1996: A Biography—Reliving the Legend-Packed,
Dynasty-Stacked, Most Iconic Sports Year Ever. By Jon Finkel. Diversion
Books. $17.99.
Never, ever, ever come between sports fans and their trivia. And never, ever, ever describe as “trivia” such
enormously important matters as the time “when Iverson, Kobe, The Rock and
Stone Cold, the MLS and the WNBA all
debuted.”
Such momentous matters are but a small
portion of the enormously important and earthshakingly significant year of
1996, “when Mike Tyson and Magic Johnson made their comebacks; when MTV’s Rock n’ Jock, Michael Jordan’s Space Jam, and ESPN’s Dan Patrick and
Stuart Scott were the bomb; when the Fun ‘n’ Gun offense changed college
football; when Ken Griffey Jr. ran for president; when Brett Favre marched to
his first Super Bowl, and Jerry Maguire
had everyone saying ‘show me the money.’”
If the overwhelming significance of these
and many similar matters escapes you; if (heaven forbid!) you do not remember
every single one of these matters and many, many other, similar references; if
you do not accept unquestioningly the instant relevance to your life of all
these people you never met or interacted with, all these events with which you
were wholly uninvolved except as a distant observer; then you are emphatically not in the audience that Jon Finkel
seeks in 1996: A Biography.
Finkel approaches sports, trivia, and
especially sports trivia with a level of fawning adulation that will make
like-minded readers believe the author is just like them and just as immersed
as they are in every note and nuance of the names and nuggets of events of a
quarter-century ago that most people forgot, oh, about a quarter-century ago.
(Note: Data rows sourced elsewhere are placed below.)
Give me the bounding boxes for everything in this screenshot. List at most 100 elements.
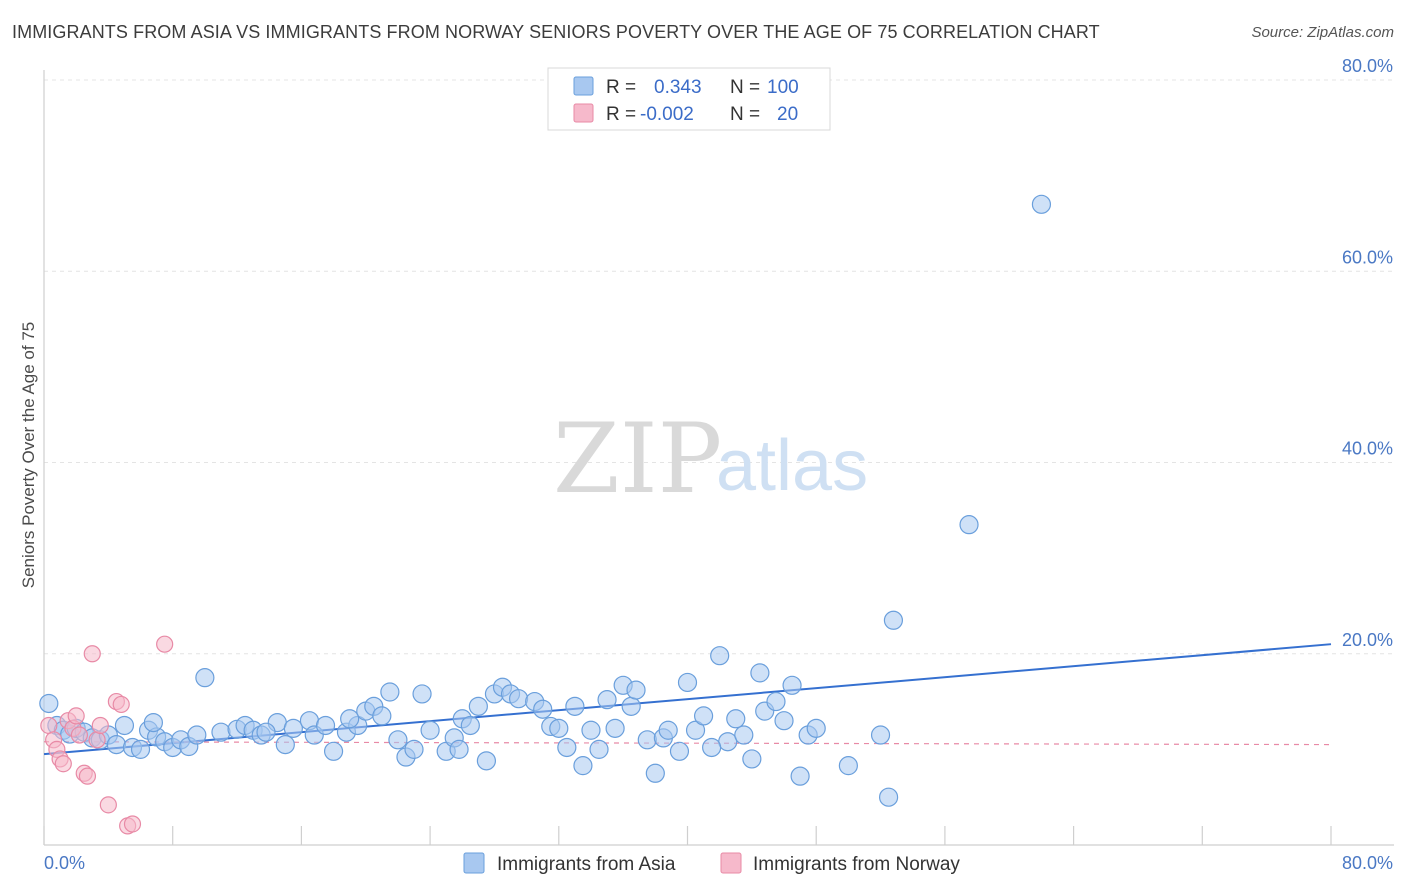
point-asia (870, 725, 891, 745)
point-asia (677, 672, 698, 693)
point-asia (605, 718, 625, 738)
point-asia (1031, 194, 1052, 214)
point-asia (750, 663, 770, 683)
chart-title: IMMIGRANTS FROM ASIA VS IMMIGRANTS FROM … (12, 22, 1100, 42)
point-norway (70, 726, 88, 744)
legend-n-value-asia: 100 (767, 77, 799, 98)
point-asia (718, 732, 738, 752)
data-points (39, 194, 1052, 835)
legend: R = 0.343 N = 100 R = -0.002 N = 20 (547, 67, 831, 131)
source-label: Source: ZipAtlas.com (1251, 24, 1394, 41)
point-asia (420, 720, 440, 740)
point-norway (156, 635, 174, 653)
point-asia (143, 712, 163, 733)
point-asia (380, 682, 400, 702)
point-asia (275, 734, 295, 755)
point-asia (315, 715, 336, 736)
point-asia (959, 515, 979, 535)
bottom-legend-label-asia: Immigrants from Asia (497, 854, 676, 875)
axes (43, 70, 1394, 846)
point-asia (669, 741, 690, 761)
point-asia (468, 696, 488, 716)
point-asia (742, 749, 762, 769)
point-asia (726, 709, 746, 729)
point-asia (734, 725, 754, 745)
point-norway (91, 716, 109, 735)
point-norway (99, 796, 117, 814)
point-asia (685, 720, 706, 740)
point-asia (658, 720, 678, 740)
point-asia (533, 699, 553, 719)
point-asia (323, 741, 344, 761)
legend-r-value-norway: -0.002 (640, 104, 694, 125)
point-asia (581, 720, 601, 740)
legend-n-label-asia: N = (730, 77, 760, 98)
point-asia (693, 706, 714, 726)
y-tick-label: 80.0% (1342, 56, 1393, 76)
point-norway (78, 767, 97, 785)
legend-n-value-norway: 20 (777, 104, 798, 125)
point-asia (508, 689, 529, 709)
grid-lines (44, 79, 1394, 655)
point-norway (112, 695, 130, 714)
point-asia (404, 739, 424, 759)
point-asia (838, 756, 858, 776)
point-asia (106, 734, 126, 755)
x-tick-marks (43, 826, 1332, 845)
point-asia (782, 675, 802, 695)
point-asia (372, 706, 392, 726)
legend-r-label-norway: R = (606, 104, 636, 125)
point-norway (123, 815, 142, 833)
point-asia (883, 610, 904, 630)
point-asia (597, 690, 617, 710)
legend-r-value-asia: 0.343 (654, 77, 702, 98)
point-asia (573, 756, 593, 776)
point-asia (412, 684, 432, 704)
point-asia (621, 696, 641, 716)
y-tick-label: 20.0% (1342, 630, 1393, 650)
point-asia (549, 718, 569, 738)
point-asia (878, 787, 899, 807)
point-norway (83, 645, 101, 663)
point-asia (476, 751, 497, 771)
point-asia (774, 711, 794, 731)
legend-swatch-norway (573, 103, 594, 123)
y-tick-labels: 20.0% 40.0% 60.0% 80.0% (1342, 56, 1393, 650)
point-norway (88, 731, 106, 749)
bottom-legend-label-norway: Immigrants from Norway (753, 854, 960, 875)
point-asia (565, 696, 585, 716)
point-asia (589, 739, 609, 759)
x-tick-label-min: 0.0% (44, 853, 85, 873)
watermark-zip: ZIP (553, 403, 722, 515)
point-asia (645, 763, 665, 783)
point-asia (283, 718, 303, 738)
legend-r-label-asia: R = (606, 77, 636, 98)
point-asia (114, 715, 135, 736)
point-asia (702, 737, 722, 758)
point-asia (187, 725, 207, 745)
y-axis-label: Seniors Poverty Over the Age of 75 (19, 322, 38, 588)
legend-swatch-asia (573, 76, 594, 96)
point-asia (790, 766, 810, 786)
point-asia (211, 722, 231, 742)
point-asia (340, 709, 360, 729)
point-asia (130, 739, 151, 759)
x-tick-label-max: 80.0% (1342, 853, 1393, 873)
point-asia (766, 691, 786, 712)
point-asia (388, 730, 408, 750)
point-asia (710, 646, 730, 666)
trend-line-norway (43, 741, 1332, 746)
legend-n-label-norway: N = (730, 104, 760, 125)
point-asia (39, 693, 59, 714)
point-asia (449, 739, 469, 759)
point-asia (806, 718, 826, 738)
x-tick-labels: 0.0% 80.0% (44, 853, 1393, 873)
point-norway (54, 755, 72, 773)
point-norway (40, 716, 58, 735)
point-asia (195, 668, 215, 688)
point-asia (637, 730, 657, 750)
point-asia (460, 715, 480, 736)
point-asia (256, 722, 276, 742)
bottom-legend-swatch-asia (463, 852, 485, 874)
The
intensity of Finkel’s involvement with this material and the extensiveness of
his research are impressive and will convey an appropriate mixture of nostalgia
and assertion of meaningfulness again and again throughout the book. “Antoine
Walker, Kentucky’s Swiss Army Knife of a sophomore, was even being compared to
NBA All-Stars with his ability to pass and play down low.” “Phil Jackson also
played his bench heavily, logging twenty-two minutes for [Steve] Kerr,
twenty-one for Randy Brown, and nineteen for Jud Buechler.” “To borrow an album
title from Green Day (the perfect mid-’90s band), picks seven through twelve of
the1996 NBA Draft were ‘Dookie’ for NBA executives.” “Believing that her team
needed her to land a second vault to win the gold, [Kerri] Strug blocked out
the pain, went to the top of the runway, raised her hands, took a deep breath,
exhaled ever so slightly, and took off sprinting for the beam.…You remember the
landing.”
If you don’t remember the landing, don’t remember “the perfect mid-’90s band,” don’t remember the ins and outs and ups and downs of “Jordan, Shaq, Tiger, Jeter, Deion, the Cowboys, the Yankees, the Bulls, Kentucky, Florida, the Williams sisters, Happy Gilmore, the Atlanta Olympics’ Magnificent Seven” and a great deal more, this is not the book for you – although if you happen to remember some of these people, things and events, Finkel will be there to guide you breathlessly through the rest of them with all the enthusiasm of a “color” commentator on a live broadcast (except that no event in this book has been “live” for a quarter of a century). 1996: A Biography is harmless fun that will be terminally silly for anyone who is not thoroughly versed and immersed in the sports world and of “a certain age” that results in an intense desire for 25-year-ago memories of obscure facts, people and occurrences. But of course the book is not for anyone who would find it or its topics unmemorable; no such person will have the slightest interest in it. There have been many, many books identifying this year or that as “iconic” or “the greatest ever” where sports is concerned – or where other popular culture is concerned. The audience for each such book is strictly self-identifying and strictly self-limiting. If you are among the cognoscenti in terms of this specific year and this specific material, then 1996: A Biography will hit your emotional bullseye. If not, it is easy enough to find some other book on some other pop-culture topic about some other crucially significant, “iconic” year or time period to which your individual life experiences do resonate, and to find that book as enjoyable as the target audience of 1996: A Biography will find this one to be.